Of course you do... I am in tears now. Beautiful post my friend.

Happy Mother's Day.

Mimi Lenox said...

Thanks to everyone. I hope your day was wonderful and special. I am honored to call you my friends!

The Gal Herself said...

What an honest post! You confront one of the major issues in my life, and probably every woman's life: "Can we truly be women if we don't have children?"

The result of a physical assault left me compromised in the child bearing department. My doctor had no reason to doubt my ability to conceive, it was whether I could carry a baby to term and deliver it without complications that was at issue. Consequently I made the decision to not try.

Do I regret it? No. Within the context of my life and my subsequent relationships, it seemed like the only decision I could make.

But it's made the issue of my sexuality, my desirability, my femininity all the more complicated. So I appreciate the courage and candor it took you to post this.

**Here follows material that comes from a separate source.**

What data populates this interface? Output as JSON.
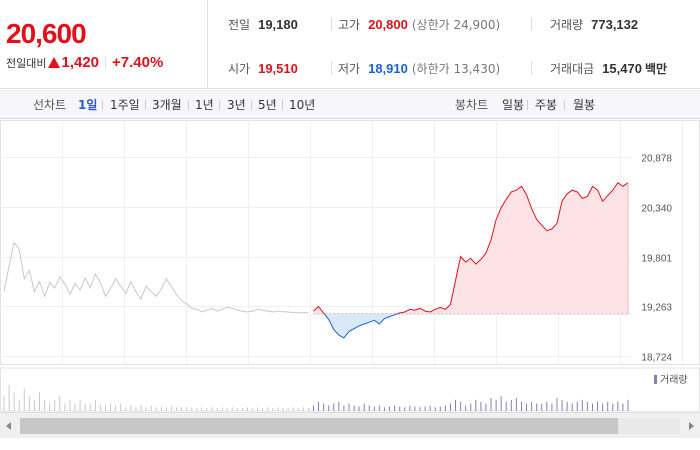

And I find comfort in the fact that you, too, imagine your daughter. Pearl Harbor happened on my mother's birthday when she was just a little girl. President Kennedy was assassinated on my 6th birthday. We each had an early birthday marred by the cataclysmic event of our generations. This may sound freaky but I'm sure, in an alternate universe somewhere, I would have given birth to my daughter on 9/11.

Anonymous said...

Just found your blog, so I am browsing through all your posts. Thank you for posting this one. I am 35 have lost one child at 8 weeks. I am still so angry, it's only been 2 years but I wonder how am I going to feel in 5 yrs, in 18 and so on. My husband and I are trying again but not really and sometimes I wonder if anyone really understands

Mimi Lenox said...

Gal - I'm sure I replied to this in private email. But thanks anyway for commenting here as well.
So much to think about, eh?

Mimi Lenox said...

Anonymous - Welcome to my space. I am so sorry to hear of your loss. If it's any comfort to you, I do understand.
What you are going through is difficult. If you'd like to talk, please send an email. Anytime.